We’ve seen this before. An early rally evaporates, stealing the momentum major benchmarks needed to push through the previous day’s high and get back to work wiping out their bear market losses.
It’s not that there’s a new fear factor making investors dump the stocks they held yesterday. At this point, we’re all bracing for another 0.50 percentage point interest rate hike next week . . . except for those few ultra hawks who think the Fed will drop a 0.75 point bomb on Wall Street.
And in the months to come, the rate ladder looks as steep as it did a week ago. In the coming year, futures markets suggest that it will come as a shock if the Fed doesn’t raise the short end of the yield curve at least another 2 percentage points beyond next week’s meeting.
We know all of that. It’s priced into the market. High-multiple stocks have already come down to more forgiving valuations consistent with a non-zero-rate world.
Unless we get a major inflation shock on Friday, additional bad news on that front is unlikely. However, we need a little good news to push stocks much higher . . . and that’s unlikely until earnings season gets going later this month.
Of course, investors can always reconsider their choices and decide they’re willing to pay up for world-class companies after all, despite the Fed and all its works. For that to happen, we need a little defiance.
We need to see stocks rally even if 10-year Treasury yields stay here around 3% or even nudge a little beyond that historical pain point. That’s a harder proposition than it appears.
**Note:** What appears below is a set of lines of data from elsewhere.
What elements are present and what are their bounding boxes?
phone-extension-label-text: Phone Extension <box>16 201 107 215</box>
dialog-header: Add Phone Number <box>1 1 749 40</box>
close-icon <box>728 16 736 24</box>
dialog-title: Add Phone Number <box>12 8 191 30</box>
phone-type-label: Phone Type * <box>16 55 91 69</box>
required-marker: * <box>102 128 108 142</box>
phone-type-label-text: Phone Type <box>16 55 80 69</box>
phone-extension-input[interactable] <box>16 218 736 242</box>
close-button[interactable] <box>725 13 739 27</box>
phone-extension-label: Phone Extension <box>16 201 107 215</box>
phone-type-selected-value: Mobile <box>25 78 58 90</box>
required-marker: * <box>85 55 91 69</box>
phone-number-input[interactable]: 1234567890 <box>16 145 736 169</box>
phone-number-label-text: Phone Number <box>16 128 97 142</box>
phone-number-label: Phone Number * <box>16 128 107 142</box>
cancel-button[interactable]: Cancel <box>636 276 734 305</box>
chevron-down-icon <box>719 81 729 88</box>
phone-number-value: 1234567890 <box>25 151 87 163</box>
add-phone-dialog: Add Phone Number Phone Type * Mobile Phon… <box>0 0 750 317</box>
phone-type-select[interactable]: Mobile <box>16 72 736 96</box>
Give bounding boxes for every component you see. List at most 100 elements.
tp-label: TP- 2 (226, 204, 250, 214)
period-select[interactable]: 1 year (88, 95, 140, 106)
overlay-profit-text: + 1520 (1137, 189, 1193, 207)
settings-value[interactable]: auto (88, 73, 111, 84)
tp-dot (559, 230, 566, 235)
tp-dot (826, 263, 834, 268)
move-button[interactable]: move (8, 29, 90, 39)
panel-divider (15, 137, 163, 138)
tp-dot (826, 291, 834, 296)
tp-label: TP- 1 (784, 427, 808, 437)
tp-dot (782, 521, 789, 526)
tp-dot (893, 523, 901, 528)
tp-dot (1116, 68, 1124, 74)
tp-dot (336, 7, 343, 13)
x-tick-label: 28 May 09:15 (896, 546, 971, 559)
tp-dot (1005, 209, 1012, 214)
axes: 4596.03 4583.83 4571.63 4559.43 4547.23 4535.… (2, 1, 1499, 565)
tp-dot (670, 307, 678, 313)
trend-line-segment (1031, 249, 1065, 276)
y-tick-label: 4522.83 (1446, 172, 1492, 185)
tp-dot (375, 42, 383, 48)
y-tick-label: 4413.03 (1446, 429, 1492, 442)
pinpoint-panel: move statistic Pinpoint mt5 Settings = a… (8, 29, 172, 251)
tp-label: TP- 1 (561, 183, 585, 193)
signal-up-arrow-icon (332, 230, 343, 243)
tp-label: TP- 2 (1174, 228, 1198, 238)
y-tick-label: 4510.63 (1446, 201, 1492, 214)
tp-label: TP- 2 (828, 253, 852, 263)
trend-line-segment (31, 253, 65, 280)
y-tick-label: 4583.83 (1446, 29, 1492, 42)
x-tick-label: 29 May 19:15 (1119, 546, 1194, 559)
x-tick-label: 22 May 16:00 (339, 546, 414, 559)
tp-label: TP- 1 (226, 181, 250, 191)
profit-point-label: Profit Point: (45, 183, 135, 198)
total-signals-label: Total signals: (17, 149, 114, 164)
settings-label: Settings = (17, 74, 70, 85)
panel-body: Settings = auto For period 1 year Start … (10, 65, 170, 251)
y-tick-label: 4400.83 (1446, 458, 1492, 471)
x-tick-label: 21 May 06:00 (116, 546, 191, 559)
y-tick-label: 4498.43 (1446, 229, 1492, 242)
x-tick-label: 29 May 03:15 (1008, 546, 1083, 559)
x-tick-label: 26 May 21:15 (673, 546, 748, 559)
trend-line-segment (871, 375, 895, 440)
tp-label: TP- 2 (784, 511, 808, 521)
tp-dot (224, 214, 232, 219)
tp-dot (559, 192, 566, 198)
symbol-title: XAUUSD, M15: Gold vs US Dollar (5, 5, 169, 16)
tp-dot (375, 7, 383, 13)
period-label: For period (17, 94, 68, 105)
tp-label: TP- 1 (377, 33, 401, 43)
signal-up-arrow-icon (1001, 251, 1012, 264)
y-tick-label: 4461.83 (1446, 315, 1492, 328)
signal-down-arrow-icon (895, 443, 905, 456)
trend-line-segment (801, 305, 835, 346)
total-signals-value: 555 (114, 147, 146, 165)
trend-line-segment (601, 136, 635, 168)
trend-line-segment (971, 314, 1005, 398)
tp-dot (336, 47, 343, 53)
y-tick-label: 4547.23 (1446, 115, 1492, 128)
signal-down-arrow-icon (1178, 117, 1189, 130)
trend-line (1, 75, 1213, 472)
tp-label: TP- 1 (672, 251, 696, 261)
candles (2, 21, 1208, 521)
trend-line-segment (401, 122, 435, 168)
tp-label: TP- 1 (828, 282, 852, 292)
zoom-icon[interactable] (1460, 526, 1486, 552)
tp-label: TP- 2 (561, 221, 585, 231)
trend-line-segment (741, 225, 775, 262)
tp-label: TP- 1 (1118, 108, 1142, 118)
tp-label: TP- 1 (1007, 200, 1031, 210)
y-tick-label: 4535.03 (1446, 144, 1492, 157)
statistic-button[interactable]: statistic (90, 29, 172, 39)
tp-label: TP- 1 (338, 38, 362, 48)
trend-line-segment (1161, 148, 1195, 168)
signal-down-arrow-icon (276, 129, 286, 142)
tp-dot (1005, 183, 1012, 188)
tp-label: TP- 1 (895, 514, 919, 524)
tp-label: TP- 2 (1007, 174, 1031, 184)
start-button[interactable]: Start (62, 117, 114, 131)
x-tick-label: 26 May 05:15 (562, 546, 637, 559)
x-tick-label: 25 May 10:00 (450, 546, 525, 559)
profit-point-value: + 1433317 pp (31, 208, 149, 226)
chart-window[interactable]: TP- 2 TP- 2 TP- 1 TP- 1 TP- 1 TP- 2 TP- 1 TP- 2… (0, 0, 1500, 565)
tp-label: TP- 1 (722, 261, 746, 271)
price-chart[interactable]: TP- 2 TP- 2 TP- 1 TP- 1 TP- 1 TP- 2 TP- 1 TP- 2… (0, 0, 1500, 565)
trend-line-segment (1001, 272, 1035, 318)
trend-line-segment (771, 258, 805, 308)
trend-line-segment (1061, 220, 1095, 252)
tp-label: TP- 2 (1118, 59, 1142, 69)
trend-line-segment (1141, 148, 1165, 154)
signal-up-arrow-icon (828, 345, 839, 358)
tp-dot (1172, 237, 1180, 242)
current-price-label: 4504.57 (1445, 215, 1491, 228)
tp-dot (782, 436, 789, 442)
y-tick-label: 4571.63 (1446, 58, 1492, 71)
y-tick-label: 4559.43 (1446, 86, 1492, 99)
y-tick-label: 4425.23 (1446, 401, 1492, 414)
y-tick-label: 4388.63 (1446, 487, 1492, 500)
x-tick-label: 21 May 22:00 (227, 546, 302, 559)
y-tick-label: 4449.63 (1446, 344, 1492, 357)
The last time the big bond paid above 2.8% for an extended period of time was the first few weeks of May. During that time, stocks had trouble making any headway . . . in fact, the S&P 500 dropped about 4% as the end of the last earnings cycle turned sour for Big Retail.
As stocks went down, nervous money trickled back to the bond market and yields receded a little, taking the pressure off. Stocks found the strength to recover. But now, with yields back at a post-COVID high, stocks seem to have peaked as well.
Where it gets interesting is what happens with the Fed. Next week will almost undoubtedly reset short-term Treasury yields in line with higher overnight rates. We’ll probably see 1-month paper start paying closer to 1.40% than the current 0.88%.
Longer-dated yields then feel the pull. If they stay where they are, it’s a clear recession signal. I suspect they’ll take their cue from the Fed instead.
But by the time you get six months out on the yield curve, the pressure evaporates. Yields are already high enough here to factor in a couple of big rate hikes without needing to move much in the next few months.
And unless the Fed needs to get extremely aggressive, the long end of the curve doesn’t need to move much at all. Maybe it will. We’ll just have to see what happens if 10-year bonds start paying a lot more than 3%.
On the other hand, maybe they won’t. Even before the COVID crash, Jay Powell . . . the same Jay Powell who runs the Fed now . . . only let 10-year yields edge a little beyond 3% before the 2018 market downturn changed his focus. Yields were back below 2.7% by the end of that year and stocks got a lot more room to rally.
Back then, inflation was considered a myth. The Fed can’t let itself be so merciful this time around. But back then, we were also embroiled in a global trade war. Russian oil falling off the free world’s radar is a pretty good substitute for that particular fear factor.
Four years ago, the trade war took a big bite out of U.S. companies’ overseas sales. (I’m looking at you, Apple (AAPL).) Now, Russia’s war is taking a similar bite out of corporate profit margins and ultimately global consumers’ wallets.
We got through that one. The Fed will figure out how to force inflation down to 2-4% and, if the job market freezes over, declare short-term victory. Prices won’t go down. Supply chains won’t bounce back overnight. But 2018 taught us all that the Fed actually pays attention.
I hope we don’t need a refresher course. If we do, long-term interest rates aren’t likely to climb much higher. I only wish stocks would climb the existing wall of worry a little faster.